Armed police with sniffer dogs stormed the home of a boy, 12, and arrested him after he was seen playing with a toy BB gun.
Kai Agyepong was left ‘terrified’ by the incident in Camden, north London, on July 17.
It came after a member of the public called 999 claiming to have seen a black male holding a firearm in London.
Now a Met Police commander has defended his officers saying they were ‘committed to bearing down on violence’.
But Kai’s mother Alice criticised the police saying her family felt ‘utterly violated’ and ‘terrified’ by the incident.
Ms Agyepong, who also has two daughters living at home aged 16 and 23, said: ‘In my mind there was no question they were going to shoot us.
‘Their guns were drawn in such a way they were aiming their rifles at me and my kids.’
In reality, Kai Agyepong had been playing with a BB pellet gun that had been fitted with a blue slider to distinguish it from the real thing.

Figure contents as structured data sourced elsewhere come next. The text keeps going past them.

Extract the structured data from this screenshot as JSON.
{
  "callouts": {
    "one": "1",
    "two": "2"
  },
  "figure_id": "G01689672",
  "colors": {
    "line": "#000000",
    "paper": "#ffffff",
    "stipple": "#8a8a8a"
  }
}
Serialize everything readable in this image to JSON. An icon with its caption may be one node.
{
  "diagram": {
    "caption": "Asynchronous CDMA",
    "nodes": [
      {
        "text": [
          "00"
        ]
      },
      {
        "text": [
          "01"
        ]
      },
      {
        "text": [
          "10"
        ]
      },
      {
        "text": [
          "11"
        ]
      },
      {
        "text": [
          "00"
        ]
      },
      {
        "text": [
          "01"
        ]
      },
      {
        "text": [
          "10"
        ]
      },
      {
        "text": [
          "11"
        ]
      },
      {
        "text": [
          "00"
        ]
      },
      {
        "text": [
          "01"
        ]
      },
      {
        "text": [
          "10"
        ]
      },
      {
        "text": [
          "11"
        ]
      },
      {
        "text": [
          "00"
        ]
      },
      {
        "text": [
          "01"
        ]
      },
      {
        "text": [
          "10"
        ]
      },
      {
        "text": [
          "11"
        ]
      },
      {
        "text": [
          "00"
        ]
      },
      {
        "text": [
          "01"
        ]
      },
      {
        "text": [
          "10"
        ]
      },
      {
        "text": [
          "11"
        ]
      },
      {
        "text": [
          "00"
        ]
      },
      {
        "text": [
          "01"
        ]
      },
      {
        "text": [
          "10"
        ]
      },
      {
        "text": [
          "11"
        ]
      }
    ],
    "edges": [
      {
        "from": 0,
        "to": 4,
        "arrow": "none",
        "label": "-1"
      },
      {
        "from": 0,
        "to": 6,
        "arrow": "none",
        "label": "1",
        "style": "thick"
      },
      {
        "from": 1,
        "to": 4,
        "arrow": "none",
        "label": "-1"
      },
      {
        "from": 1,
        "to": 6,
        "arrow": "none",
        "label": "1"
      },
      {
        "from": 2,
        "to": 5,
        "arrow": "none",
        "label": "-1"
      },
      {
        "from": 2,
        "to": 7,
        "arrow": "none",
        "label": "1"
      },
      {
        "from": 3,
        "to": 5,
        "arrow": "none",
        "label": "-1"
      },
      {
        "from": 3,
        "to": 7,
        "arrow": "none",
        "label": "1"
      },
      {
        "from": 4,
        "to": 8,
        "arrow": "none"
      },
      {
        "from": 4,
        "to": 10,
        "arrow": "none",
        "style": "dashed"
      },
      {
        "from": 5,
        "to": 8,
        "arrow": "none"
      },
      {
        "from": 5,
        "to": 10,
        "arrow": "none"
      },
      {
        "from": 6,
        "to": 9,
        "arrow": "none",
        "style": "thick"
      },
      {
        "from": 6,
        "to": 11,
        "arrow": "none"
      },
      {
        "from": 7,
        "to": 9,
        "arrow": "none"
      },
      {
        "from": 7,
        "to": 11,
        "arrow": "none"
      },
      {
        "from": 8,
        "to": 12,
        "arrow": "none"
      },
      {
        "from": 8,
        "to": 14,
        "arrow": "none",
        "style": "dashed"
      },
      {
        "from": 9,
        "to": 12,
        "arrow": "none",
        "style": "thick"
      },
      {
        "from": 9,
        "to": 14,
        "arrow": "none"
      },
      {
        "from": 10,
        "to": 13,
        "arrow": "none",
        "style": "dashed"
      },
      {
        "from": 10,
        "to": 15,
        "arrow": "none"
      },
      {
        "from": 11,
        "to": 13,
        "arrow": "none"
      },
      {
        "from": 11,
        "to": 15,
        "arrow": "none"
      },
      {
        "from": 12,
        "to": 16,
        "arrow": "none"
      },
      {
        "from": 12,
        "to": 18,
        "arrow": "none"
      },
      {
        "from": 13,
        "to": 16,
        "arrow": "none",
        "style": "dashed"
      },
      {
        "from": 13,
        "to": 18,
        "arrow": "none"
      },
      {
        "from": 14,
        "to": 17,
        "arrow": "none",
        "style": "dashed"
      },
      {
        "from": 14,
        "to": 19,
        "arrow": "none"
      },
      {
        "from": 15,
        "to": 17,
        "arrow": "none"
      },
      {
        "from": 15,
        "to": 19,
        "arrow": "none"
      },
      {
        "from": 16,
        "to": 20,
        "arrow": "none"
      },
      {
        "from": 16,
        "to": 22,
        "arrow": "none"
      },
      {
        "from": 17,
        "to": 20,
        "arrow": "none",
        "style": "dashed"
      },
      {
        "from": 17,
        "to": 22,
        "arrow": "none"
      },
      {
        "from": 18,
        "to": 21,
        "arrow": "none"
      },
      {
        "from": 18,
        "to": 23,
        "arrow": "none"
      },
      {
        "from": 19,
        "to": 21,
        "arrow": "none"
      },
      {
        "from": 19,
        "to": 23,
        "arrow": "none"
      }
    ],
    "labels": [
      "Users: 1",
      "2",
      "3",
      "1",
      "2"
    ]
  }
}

She said the Met had thrown ‘every single resource except a helicopter’ at the incident, adding that in addition to the armed officers and dog unit, there were two vans of ordinary PCs and an ambulance.
Even after being shown the BB gun, the police still conducted a full search of the premises lasting more than an hour.
Ms Agyepong said her son had ‘undoubtedly’ been racially profiled.
She said the Met had explained the incident by saying senior gang members often leave knives and firearms with younger boys in the hope they will be less likely to be discovered.
Commander Kyle Gordon, the Met’s lead for firearms, said: ‘There have been a number of well-publicised shootings in London in recent months where members of the public have been injured.
‘As the public would rightly expect, we take every report of a firearm seriously in order to protect our communities.
‘Officers attending reports such as this must treat them as genuine until they can verify whether or not an actual firearm is present.
‘Based on the information at hand, the officers acted in line with their training and my expectations, enabling the incident to be concluded as quickly and safely as possible.’
Commander Gordon said he had watched the body-worn video of the incident and said he was ‘content’ with the officers’ professionalism and how they had explained to residents what was going on.
‘The reporting member of the public was right to call us and we would encourage others who see similar weapons to do the same,’ he said.
‘We are committed to bearing down on violence and we rely on our communities to help us do this.’
He added that Kai had been immediately dearrested as soon as officers had established the only weapon in the house was the BB gun.
Ms Agyepong said Kai had been left traumatised by the incident, becoming anxious if she even leaves him just to nip to the shops.
‘It was very, very humiliating but more than that, for me and my kids it was terrifying.’